Back in 2010 about 200 books on myth and religion were dumped in a landfill for lack of ability to transport them when I moved into ghetto accommodations cheap enough to permit this literary pursuit. Thanks to recent donations to the site I have replaced most of the treasures. Most of the keys I retained.

Key Texts, In the Order They Should be Read

1. The Power of Myth, Joseph Campbell

2. Myth, Edith Hamilton

3. The Seekers, Daniel J. Boorstin

4. A Dictionary of Symbols by J. E. Cirlot

5. Transformations of Myth Through Time, Joseph Campbell

6. Flight of the Wild Gander, Campbell

7. The Way of the Animal Powers [ 2 volumes], Campbell [editor]

8. The Way of the Seeded Earth [3 volumes], Campbell [editor]

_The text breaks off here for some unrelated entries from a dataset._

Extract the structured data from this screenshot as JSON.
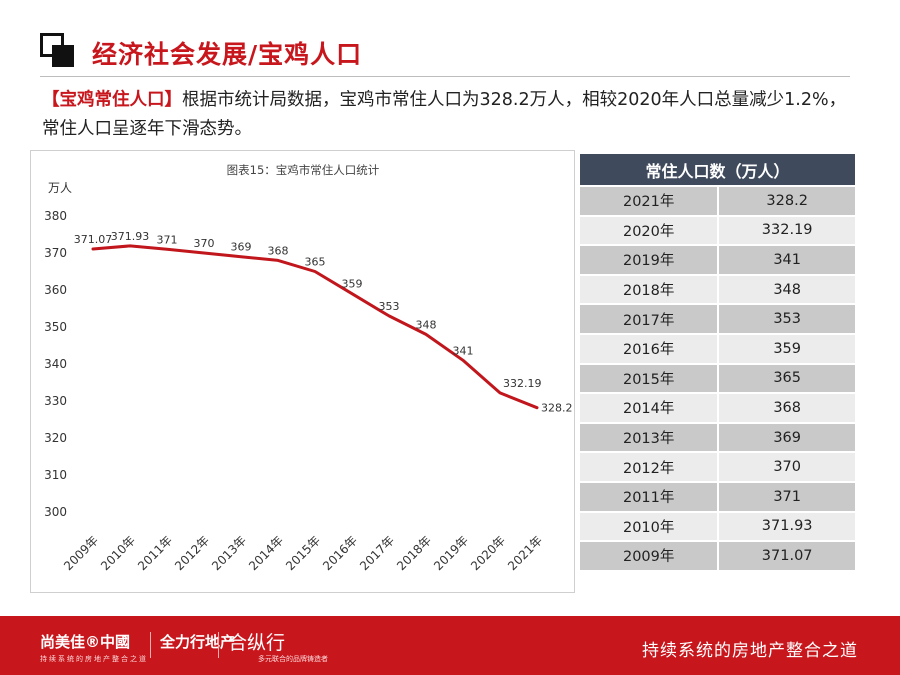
{
  "header": {
    "title": "经济社会发展/宝鸡人口"
  },
  "intro": {
    "highlight": "【宝鸡常住人口】",
    "text": "根据市统计局数据，宝鸡市常住人口为328.2万人，相较2020年人口总量减少1.2%，常住人口呈逐年下滑态势。"
  },
  "chart_data": {
    "type": "line",
    "title": "图表15：宝鸡市常住人口统计",
    "ylabel": "万人",
    "xlabel": "",
    "ylim": [
      300,
      380
    ],
    "yticks": [
      "300",
      "310",
      "320",
      "330",
      "340",
      "350",
      "360",
      "370",
      "380"
    ],
    "categories": [
      "2009年",
      "2010年",
      "2011年",
      "2012年",
      "2013年",
      "2014年",
      "2015年",
      "2016年",
      "2017年",
      "2018年",
      "2019年",
      "2020年",
      "2021年"
    ],
    "values": [
      371.07,
      371.93,
      371,
      370,
      369,
      368,
      365,
      359,
      353,
      348,
      341,
      332.19,
      328.2
    ],
    "value_labels": [
      "371.07",
      "371.93",
      "371",
      "370",
      "369",
      "368",
      "365",
      "359",
      "353",
      "348",
      "341",
      "332.19",
      "328.2"
    ],
    "grid": false,
    "legend": "none",
    "line_color": "#c0161c"
  },
  "table": {
    "header": "常住人口数（万人）",
    "rows": [
      {
        "year": "2021年",
        "value": "328.2"
      },
      {
        "year": "2020年",
        "value": "332.19"
      },
      {
        "year": "2019年",
        "value": "341"
      },
      {
        "year": "2018年",
        "value": "348"
      },
      {
        "year": "2017年",
        "value": "353"
      },
      {
        "year": "2016年",
        "value": "359"
      },
      {
        "year": "2015年",
        "value": "365"
      },
      {
        "year": "2014年",
        "value": "368"
      },
      {
        "year": "2013年",
        "value": "369"
      },
      {
        "year": "2012年",
        "value": "370"
      },
      {
        "year": "2011年",
        "value": "371"
      },
      {
        "year": "2010年",
        "value": "371.93"
      },
      {
        "year": "2009年",
        "value": "371.07"
      }
    ]
  },
  "footer": {
    "brand1": "尚美佳®中國",
    "brand1_sub": "持续系统的房地产整合之道",
    "brand2": "全力行地产",
    "brand3": "合纵行",
    "brand3_sub": "多元联合的品牌铸造者",
    "slogan": "持续系统的房地产整合之道"
  },
  "colors": {
    "accent": "#c8161d",
    "table_header": "#3f4a5c"
  }
}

9. Hero with a Thousand Faces, Campbell

Treasures, in the Order Written

Although modern compilations [indicated by an *] were edited in modern times, I have attempted to represent the relative antiquity of the ancient material according to this scheme. Items 2-7 were virtually written in the same era between 1,000 and 500 B.C. Biblical nerds continue to dispute composition dates, and honestly, I am convinced that much of this material [particularly Genesis and the Homeric myths in which the Trojan epic [dated at 1200 B.C.] was framed, existed in oral form for hundreds, or perhaps thousands of years before being written, and were probably contemporaneous with the earliest telling of Gilgamesh, perhaps as early as 3,000 B.C.

1. Gilgamesh

2. The Iliad, Homer

3. The Odyssey, Homer?

4. The First Poets, Michael Schmidt *

5. Genesis [Old Testament]

6. Judges [Old Testament]

7. Gods and Heroes of Ancient Greece, Gustav Schwab *

8. Acts and Psalms [New Testament]

9. Myths of the Norsemen, Helene A. Guerber *

10. Beowulf

11. The Song of Roland

12. A Treasury of Irish Fairy and Folk Tales, Barnes & Noble *

13. Tales from the Arabian Nights, Richard F. Burton *

14. Grimm’s Complete Fairy Tales, B & N *

15. Hans Christian Andersen Classic Fairy Tales, B & N *

16. Mystic Warriors of the Plains, T. E. Mails *

Note

In terms of Howard, I have been negligent in not reading Bulfinch’s Mythology. However, with limited funds, and having in my possession far better ancient Greek sources than Bulfinch [for his work covered the western mythic experience from ancient Greece to the Arthurian cycle and the Norse sagas], and the fact that I am engaged in a mythic impression, not a bibliographical one, I decided against using my Barnes & Noble gift card on Bulfinch and instead purchased the Irish Fairy Tales and Norse Myths collections cited above.

Add Comment
Sam J.June 2, 2016 7:27 AM UTC

I saw you listed Grim's Fairy tales. Another good set of tales is the Jack Tales. Like the Jack and the Giant.

http://www.ibiblio.org/bawdy/folklore/tales.html

Br'er Rabbit

https://en.wikipedia.org/wiki/Br'er_Rabbit

"AEsop's fables" are good too.

https://archive.org/details/aesopsfables00aesorich

All these tales have meaning to them. Mostly short.

"ILLUSIONS The Adventures of a Reluctant Messiah" by Richard Bach

http://www3.cs.stonybrook.edu/~ppenumarthi/illusions.pdf

Bach also wrote "Jonathon Livingston Seagull". I met him once my Dad knew him.